- Map of Tennessee House districts with the 98th District shaded in red
- Representative:
|  | Antonio Parkinson D–Memphis |
since 2011
- Demographics: 21.3% White 62.7% Black 10.5% Hispanic 2.1% Asian 3% Multiracial
- Population (2024): 71,254

= Tennessee House of Representatives 98th district =

American legislative district

The Tennessee House of Representatives 98th district is one of the 99 legislative districts in the lower house of the Tennessee General Assembly. The district is located in West Tennessee and covers part of central Shelby County. The district includes parts of northeast Memphis and a small area of Bartlett. It includes areas such as Raleigh and Egypt. Antonio Parkinson has represented the district since 2011.

== Demographics ==
The Tennessee Comptroller estimates the population as of 2024 at 71,254.

- 62.7% of the district is Black
- 21.3% of the district is White
- 10.5% of the district is Hispanic
- 2.1% of the district is Asian
- 3% of the district is Two or more races

Detailed demographic information is also available through Census Reporter.

== History ==
The 88th Tennessee General Assembly was the first in which all districts were numbered.
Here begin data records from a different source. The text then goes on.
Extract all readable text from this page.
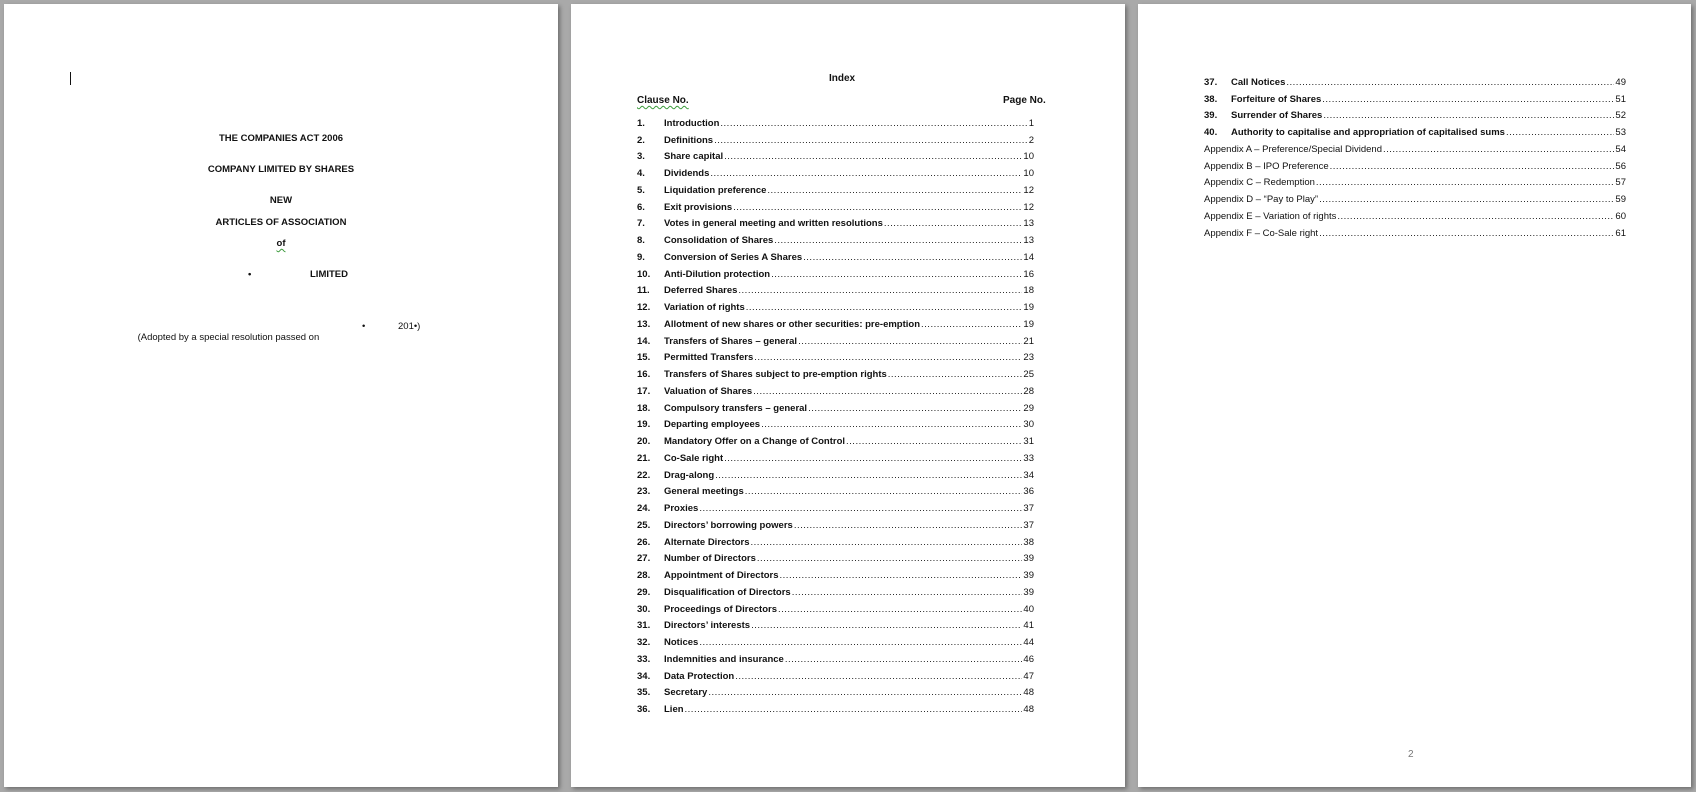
THE COMPANIES ACT 2006
COMPANY LIMITED BY SHARES
NEW
ARTICLES OF ASSOCIATION
of
•	LIMITED

(Adopted by a special resolution passed on

•	201•)
Index
Clause No.	Page No.
1.	Introduction .....	1
2.	Definitions .....	2
3.	Share capital .....	10
4.	Dividends .....	10
5.	Liquidation preference .....	12
6.	Exit provisions .....	12
7.	Votes in general meeting and written resolutions .....	13
8.	Consolidation of Shares .....	13
9.	Conversion of Series A Shares .....	14
10.	Anti-Dilution protection .....	16
11.	Deferred Shares .....	18
12.	Variation of rights .....	19
13.	Allotment of new shares or other securities: pre-emption .....	19
14.	Transfers of Shares – general .....	21
15.	Permitted Transfers .....	23
16.	Transfers of Shares subject to pre-emption rights .....	25
17.	Valuation of Shares .....	28
18.	Compulsory transfers – general .....	29
19.	Departing employees .....	30
20.	Mandatory Offer on a Change of Control .....	31
21.	Co-Sale right .....	33
22.	Drag-along .....	34
23.	General meetings .....	36
24.	Proxies .....	37
25.	Directors’ borrowing powers .....	37
26.	Alternate Directors .....	38
27.	Number of Directors .....	39
28.	Appointment of Directors .....	39
29.	Disqualification of Directors .....	39
30.	Proceedings of Directors .....	40
31.	Directors’ interests .....	41
32.	Notices .....	44
33.	Indemnities and insurance .....	46
34.	Data Protection .....	47
35.	Secretary .....	48
36.	Lien .....	48
37.	Call Notices .....	49
38.	Forfeiture of Shares .....	51
39.	Surrender of Shares .....	52
40.	Authority to capitalise and appropriation of capitalised sums .....	53
Appendix A – Preference/Special Dividend .....	54
Appendix B – IPO Preference .....	56
Appendix C – Redemption .....	57
Appendix D – “Pay to Play” .....	59
Appendix E – Variation of rights .....	60
Appendix F – Co-Sale right .....	61
2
The 98th district has been part of Shelby County since it was created.

== List of Representatives ==

| Representative | Party | Years of Service | General Assembly | Hometown |
| Antonio Parkinson | Democratic | March 8, 2011 - present | 107th-114th | Memphis |
| Ulysses Jones Jr. | January 13, 1987 - November 9, 2010* | 95th-106th | Memphis |
| Harper Brewer Jr. | 1973-1986 | 88th-94th | Memphis |

- Ulysses Jones Jr. died in office, Antonio Parkinson was elected after a special election in March.